# Peaches Geldof ist tot



## Claudia (7 Apr. 2014)

*Tochter des irischen Rockmusikers PEACHES GELDOF (25) TOT!*

*Papa Bob Geldof: „ Wie kann es sein, dass wir sie nie wieder sehen? Wie ist das bloß zu ertragen?“*

07.04.2014 - 19:39 Uhr 
*Peaches Geldof ist im Alter von 25 Jahren gestorben! Die Tochter des irischen Rockmusikers Bob Geldof (62) wurde am Montagmittag in der Notaufnahme der South East Coast Ambulance in Wrotham, Kent, für tot erklärt.*
*„Peaches ist tot. Unser Schmerz ist grenzenlos. Sie war die Wildeste, Lustigste, Cleverste, Schlagfertigste und die Allerverrückteste von uns. Zu schreiben ,war' ist niederschmetternd, auf's Neue.
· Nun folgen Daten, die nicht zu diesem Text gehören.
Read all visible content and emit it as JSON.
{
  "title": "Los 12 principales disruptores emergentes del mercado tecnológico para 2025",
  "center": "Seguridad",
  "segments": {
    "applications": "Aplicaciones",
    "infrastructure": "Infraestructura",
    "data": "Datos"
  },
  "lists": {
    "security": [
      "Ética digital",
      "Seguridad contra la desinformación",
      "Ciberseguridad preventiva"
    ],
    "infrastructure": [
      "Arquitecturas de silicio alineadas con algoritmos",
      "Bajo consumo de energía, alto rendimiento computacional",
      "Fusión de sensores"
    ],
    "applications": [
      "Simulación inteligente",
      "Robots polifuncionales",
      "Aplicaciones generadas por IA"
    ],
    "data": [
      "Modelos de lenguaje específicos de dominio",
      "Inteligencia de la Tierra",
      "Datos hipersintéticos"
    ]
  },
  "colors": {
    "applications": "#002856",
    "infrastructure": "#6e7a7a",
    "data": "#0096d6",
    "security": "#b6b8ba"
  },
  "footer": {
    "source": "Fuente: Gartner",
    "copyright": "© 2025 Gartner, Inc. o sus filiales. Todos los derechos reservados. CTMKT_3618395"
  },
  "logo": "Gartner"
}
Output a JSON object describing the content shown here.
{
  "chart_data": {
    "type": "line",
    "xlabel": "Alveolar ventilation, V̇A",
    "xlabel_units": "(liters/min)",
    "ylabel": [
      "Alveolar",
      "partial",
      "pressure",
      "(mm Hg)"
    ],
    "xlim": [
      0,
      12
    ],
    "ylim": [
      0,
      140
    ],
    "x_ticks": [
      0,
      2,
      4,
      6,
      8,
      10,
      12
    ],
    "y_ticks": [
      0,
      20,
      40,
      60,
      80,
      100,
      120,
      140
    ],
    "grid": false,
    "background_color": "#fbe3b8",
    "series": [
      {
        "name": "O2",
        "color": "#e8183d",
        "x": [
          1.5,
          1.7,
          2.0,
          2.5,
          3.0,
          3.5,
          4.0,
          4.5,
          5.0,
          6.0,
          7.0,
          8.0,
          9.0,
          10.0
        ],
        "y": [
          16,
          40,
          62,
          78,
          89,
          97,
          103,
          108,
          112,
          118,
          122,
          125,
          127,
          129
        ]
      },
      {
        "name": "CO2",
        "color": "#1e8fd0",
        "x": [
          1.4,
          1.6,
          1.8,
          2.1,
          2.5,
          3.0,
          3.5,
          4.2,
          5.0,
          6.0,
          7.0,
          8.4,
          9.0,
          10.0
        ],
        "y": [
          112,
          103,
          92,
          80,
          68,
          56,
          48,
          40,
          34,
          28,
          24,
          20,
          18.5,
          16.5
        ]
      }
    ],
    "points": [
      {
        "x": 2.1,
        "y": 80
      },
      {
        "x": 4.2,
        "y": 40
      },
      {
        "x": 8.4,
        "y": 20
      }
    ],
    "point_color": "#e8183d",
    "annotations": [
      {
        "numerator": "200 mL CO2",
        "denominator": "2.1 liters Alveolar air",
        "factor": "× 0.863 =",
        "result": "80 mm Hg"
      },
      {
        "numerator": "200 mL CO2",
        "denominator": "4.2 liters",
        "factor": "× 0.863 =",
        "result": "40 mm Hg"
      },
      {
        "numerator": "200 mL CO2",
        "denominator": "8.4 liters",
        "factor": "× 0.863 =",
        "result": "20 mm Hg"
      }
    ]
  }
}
Was für ein wunderschönes Kind. Wie kann es sein, dass wir sie nie wieder sehen? Wie ist das bloß zu ertragen?“, ließ die Familie Geldof in einem offiziellen Statement ausrichten. *

*Und weiter: „Wir liebten sie und werden ihr Andenken immer in Ehren halten. Wie traurig dieser Satz ist. Tom und ihre Söhne Astala und Phaedra werden immer zu unserer Familie gehören, die so viele Brüche durchmachen musste, aber niemals daran zerbrochen ist. Bob, Jeanne, Fifi, Pixie und Tiger Geldof“*
_Es werde derzeit von einem „ungeklärten und plötzlichen Tod” ausgegangen, teilte die britische Polizei am Montag mit._

Peaches Geldof war Mutter zweier Söhne (20 und 10 Monate alt) und seit 2012 mit Musiker Thomas Cohen verheiratet. 
*Cohen: „Meine geliebte Frau Peaches wurde von mir und ihren beiden Söhnen angebetet. Ich werde sie großziehen – und sie werden ihre Mutter dabei jeden Tag in ihren Herzen tragen. Wir werden sie für immer lieben.“*

Peaches war die Tochter von Musiker Bob Geldof und TV-Moderatorin Paula Yates († 41). Yates war im September 2000 an einer Überdosis gestorben.
Am Sonntag stellte Peaches auf ihrer Instagram-Seite ein Kindheitsfoto von sich und ihrer Mutter online.


Quelle: Bild.de

R.I.P.


----------



## Q (8 Apr. 2014)

*AW: Peaches Geldorf ist tot*

hört sich nach einer Tragödie an  Danke für die Info Claudia. R.I.P. Peaches....


----------



## beachkini (8 Apr. 2014)

Ihr Tod geht mir für jemanden, den ich nicht wirklich kenne, sehr nahe. Wohl, weil ich verfolgt habe was sie für schwere Zeiten durchgemacht hat und wie glücklich sie seit der Geburt ihrer beiden Kinder war. Spätestens da hatte man das Gefühl sie hat sich gefangen und ist auf dem richtigen Weg. Sie hat immer wieder betont, dass sie den beiden einen besseren Start ins Leben ermöglichen möchte wie sie ihn hatte. Es ist einfach unfassbar tragisch, dass sie die beiden nur so kurz aufwachsen sehen durfte und nicht mehr die Mutter sein kann, die sie gerne gewesen wäre 

R.I.P.


----------



## Punisher (8 Apr. 2014)

herzliches Beileid


----------



## stuftuf (8 Apr. 2014)

RIP

diese Familie kommt leider nicht zur Ruhe....


----------